Auf einem Heimweg in der ersten Woche durfte ich sogleich auch erfahren, wie es ist, sich mit der Bahn in einer japanischen Großstadt zu verfahren.

Da häufig auf derselben Strecke verschiedene Bahnlinien fahren, die sich nur geringfügig unterscheiden, kann es leicht passieren, in den falschen Zug zu steigen. Dieser fährt dann womöglich zwar am designierten Ausstiegshalt vorbei, hält dort aber nicht an.

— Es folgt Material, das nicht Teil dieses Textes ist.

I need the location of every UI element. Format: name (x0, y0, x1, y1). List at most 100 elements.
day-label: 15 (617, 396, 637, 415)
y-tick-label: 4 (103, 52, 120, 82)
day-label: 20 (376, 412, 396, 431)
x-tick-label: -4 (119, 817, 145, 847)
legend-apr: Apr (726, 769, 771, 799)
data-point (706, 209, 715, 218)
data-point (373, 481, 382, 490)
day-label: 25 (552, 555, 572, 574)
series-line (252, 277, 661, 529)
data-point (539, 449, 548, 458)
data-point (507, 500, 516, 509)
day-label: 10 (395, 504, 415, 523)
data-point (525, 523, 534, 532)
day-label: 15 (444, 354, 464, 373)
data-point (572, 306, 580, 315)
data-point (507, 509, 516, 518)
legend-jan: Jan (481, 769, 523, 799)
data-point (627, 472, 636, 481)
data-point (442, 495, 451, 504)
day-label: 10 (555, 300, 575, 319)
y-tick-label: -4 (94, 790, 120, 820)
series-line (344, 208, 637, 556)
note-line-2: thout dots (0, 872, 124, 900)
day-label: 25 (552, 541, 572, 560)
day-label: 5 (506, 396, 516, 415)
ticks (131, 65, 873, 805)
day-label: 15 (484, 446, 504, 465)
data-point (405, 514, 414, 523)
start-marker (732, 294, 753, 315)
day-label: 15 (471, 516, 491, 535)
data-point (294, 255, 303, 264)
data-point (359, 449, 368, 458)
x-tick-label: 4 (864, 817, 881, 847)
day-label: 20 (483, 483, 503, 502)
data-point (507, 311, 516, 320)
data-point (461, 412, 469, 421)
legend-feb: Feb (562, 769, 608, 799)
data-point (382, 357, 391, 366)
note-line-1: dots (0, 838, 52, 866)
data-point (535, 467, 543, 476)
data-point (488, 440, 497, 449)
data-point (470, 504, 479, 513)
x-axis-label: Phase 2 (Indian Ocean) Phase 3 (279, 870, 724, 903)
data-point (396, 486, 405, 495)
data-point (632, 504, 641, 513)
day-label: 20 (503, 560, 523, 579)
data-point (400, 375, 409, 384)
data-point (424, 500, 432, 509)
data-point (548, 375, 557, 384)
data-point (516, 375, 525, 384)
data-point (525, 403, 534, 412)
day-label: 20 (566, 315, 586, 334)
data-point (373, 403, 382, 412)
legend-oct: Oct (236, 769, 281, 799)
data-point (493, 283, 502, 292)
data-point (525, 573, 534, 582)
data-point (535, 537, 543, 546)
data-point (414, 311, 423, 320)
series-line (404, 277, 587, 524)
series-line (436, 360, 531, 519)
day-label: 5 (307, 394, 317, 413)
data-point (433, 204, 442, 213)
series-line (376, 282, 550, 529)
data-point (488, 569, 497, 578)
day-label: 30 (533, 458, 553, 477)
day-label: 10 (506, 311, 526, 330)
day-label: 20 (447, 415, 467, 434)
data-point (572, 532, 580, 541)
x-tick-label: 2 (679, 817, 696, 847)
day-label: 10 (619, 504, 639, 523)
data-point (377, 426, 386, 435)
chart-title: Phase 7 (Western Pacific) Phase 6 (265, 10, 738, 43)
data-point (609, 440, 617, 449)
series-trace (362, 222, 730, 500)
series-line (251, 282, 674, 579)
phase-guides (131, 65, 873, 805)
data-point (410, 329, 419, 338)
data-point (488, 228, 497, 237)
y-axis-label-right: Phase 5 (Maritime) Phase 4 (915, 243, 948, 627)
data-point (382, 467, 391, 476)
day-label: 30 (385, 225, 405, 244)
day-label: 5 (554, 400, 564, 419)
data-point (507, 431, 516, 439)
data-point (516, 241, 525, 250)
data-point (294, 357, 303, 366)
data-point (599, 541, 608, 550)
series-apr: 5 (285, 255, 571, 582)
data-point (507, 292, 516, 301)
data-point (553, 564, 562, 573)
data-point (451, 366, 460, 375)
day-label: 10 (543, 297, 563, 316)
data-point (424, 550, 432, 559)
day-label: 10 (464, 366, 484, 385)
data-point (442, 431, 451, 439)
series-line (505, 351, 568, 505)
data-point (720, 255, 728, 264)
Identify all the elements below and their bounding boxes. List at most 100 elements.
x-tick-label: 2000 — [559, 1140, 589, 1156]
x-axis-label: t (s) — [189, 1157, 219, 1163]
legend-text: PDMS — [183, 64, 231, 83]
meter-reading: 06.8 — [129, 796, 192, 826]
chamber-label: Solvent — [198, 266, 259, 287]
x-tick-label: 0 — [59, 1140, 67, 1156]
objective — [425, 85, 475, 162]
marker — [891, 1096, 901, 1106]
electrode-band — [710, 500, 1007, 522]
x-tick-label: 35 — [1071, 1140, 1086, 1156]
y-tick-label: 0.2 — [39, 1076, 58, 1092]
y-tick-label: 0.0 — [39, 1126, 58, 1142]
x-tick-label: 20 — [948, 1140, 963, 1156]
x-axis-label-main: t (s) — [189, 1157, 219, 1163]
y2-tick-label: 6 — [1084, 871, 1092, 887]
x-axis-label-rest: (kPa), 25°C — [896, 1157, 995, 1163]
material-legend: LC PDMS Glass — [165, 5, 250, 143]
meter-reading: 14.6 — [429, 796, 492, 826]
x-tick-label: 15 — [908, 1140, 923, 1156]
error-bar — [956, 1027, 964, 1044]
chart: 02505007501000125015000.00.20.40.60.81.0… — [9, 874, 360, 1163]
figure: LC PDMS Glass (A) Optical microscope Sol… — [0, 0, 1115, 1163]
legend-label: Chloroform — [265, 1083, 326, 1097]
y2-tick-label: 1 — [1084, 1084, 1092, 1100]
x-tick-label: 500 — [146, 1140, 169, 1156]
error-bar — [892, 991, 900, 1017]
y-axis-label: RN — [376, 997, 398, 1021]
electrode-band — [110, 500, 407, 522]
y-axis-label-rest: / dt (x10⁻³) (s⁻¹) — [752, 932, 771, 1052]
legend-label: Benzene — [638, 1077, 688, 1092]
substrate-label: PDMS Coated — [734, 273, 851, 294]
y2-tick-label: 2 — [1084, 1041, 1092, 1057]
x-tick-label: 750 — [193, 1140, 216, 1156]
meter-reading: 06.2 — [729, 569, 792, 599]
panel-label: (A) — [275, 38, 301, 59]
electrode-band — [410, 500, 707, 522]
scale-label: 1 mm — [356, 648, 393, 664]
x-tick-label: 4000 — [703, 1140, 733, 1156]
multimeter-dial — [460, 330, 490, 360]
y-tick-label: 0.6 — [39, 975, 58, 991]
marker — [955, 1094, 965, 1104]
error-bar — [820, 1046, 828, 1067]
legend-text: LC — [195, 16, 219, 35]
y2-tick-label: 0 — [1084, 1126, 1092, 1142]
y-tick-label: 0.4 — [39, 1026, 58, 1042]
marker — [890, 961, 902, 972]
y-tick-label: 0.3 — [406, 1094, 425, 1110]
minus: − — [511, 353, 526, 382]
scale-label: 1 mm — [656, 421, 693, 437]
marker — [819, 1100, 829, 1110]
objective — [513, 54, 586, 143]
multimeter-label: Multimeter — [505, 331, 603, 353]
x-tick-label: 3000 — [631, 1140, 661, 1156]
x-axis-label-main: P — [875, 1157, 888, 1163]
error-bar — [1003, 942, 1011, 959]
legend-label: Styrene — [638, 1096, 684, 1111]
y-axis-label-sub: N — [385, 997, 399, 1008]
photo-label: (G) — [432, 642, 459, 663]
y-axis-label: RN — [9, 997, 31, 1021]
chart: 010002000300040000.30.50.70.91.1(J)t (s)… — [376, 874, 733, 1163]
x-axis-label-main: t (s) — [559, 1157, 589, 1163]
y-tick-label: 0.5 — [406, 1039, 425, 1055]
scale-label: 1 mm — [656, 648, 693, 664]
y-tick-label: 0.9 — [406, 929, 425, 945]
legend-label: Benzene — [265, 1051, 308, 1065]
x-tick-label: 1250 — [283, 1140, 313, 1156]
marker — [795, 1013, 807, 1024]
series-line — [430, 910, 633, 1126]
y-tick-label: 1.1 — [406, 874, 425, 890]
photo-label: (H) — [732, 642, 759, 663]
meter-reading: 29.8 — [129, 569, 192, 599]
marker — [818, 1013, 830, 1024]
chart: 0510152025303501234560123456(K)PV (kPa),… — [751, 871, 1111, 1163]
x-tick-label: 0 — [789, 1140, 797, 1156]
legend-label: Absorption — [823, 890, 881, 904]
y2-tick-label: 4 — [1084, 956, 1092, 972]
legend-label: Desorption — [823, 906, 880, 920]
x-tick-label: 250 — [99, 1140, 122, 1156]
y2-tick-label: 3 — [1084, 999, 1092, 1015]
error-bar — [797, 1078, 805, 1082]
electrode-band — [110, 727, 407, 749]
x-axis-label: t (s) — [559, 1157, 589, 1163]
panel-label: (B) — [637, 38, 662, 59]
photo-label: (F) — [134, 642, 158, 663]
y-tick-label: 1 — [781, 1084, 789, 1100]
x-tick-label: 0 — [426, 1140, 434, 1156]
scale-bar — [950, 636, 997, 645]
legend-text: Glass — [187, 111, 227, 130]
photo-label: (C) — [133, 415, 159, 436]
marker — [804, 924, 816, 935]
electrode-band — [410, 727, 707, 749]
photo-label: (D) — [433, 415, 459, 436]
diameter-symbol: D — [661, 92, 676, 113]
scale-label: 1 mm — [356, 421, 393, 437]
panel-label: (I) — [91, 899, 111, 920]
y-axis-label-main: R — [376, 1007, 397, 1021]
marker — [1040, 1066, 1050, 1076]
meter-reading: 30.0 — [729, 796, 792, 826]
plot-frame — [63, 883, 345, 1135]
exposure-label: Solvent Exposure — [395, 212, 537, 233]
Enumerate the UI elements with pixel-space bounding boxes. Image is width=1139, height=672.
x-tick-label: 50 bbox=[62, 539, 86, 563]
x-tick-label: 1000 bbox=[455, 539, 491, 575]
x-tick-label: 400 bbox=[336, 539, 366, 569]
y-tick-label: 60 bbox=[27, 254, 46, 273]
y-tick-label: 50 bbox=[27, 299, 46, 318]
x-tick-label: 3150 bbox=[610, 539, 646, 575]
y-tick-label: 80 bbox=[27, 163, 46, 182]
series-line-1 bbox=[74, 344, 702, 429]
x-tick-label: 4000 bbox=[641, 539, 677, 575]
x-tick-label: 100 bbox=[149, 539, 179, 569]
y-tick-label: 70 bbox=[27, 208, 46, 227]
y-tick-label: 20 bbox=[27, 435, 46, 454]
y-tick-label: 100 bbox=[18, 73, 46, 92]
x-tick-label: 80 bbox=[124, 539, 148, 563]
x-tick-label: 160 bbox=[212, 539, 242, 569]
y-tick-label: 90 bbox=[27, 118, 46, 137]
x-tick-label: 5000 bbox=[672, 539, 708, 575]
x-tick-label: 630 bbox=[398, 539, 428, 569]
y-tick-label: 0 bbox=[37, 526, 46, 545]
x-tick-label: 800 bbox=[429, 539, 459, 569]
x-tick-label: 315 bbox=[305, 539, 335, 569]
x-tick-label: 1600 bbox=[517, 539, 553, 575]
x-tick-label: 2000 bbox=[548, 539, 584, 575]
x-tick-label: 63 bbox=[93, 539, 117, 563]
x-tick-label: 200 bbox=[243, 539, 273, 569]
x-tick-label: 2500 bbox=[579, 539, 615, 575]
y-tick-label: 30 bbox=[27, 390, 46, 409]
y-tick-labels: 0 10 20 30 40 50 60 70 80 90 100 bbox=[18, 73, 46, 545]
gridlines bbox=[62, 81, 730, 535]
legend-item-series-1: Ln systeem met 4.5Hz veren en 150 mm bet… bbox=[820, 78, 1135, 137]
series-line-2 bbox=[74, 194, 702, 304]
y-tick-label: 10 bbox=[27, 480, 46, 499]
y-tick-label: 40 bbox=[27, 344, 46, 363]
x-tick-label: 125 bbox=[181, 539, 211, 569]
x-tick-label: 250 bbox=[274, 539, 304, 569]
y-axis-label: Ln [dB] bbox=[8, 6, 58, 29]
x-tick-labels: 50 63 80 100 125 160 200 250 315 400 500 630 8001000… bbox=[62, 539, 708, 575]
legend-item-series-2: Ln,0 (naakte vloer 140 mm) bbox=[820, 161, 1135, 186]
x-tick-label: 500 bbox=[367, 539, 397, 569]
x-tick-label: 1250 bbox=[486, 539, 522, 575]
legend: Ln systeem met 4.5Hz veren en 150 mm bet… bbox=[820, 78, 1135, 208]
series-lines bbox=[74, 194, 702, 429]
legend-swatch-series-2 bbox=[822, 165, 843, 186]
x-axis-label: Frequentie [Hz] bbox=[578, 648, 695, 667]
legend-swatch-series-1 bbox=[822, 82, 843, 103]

Das Gute: Es gibt keine Ticketkontrolle im Zug, wie in Deutschland, sondern Ein- und Ausgangstore an den jeweiligen Stationen. Hier scannt man üblicherweise seine Geldkarte (z.B. Suica) beim Eintritt in die Station und dann beim Verlassen der Zielstation erneut, sodass der Preis für die Strecke von erfasstem Start bis Ziel automatisch berechnet und abgezogen wird. Dafür muss die Geldkarte zuvor mit einem Guthaben aufgeladen werden.

Das heißt auch: Solange man die Station nicht durch die Tore verlässt, kann man innerhalb des Systems beliebig fahren, ohne dass etwas berechnet wird. Dass man versehentlich zu weit gefahren, umgestiegen und wieder zurückgefahren ist, weiß das Tor an der Zielstation nicht.

Fazit: Verfahren mit dem Zug ist kein Problem und wird nicht zum teuren Spaß. Einfach nicht die Station verlassen, neu orientieren und zurückfahren. Der Fahrtpreis bleibt, wie ursprünglich eingeplant.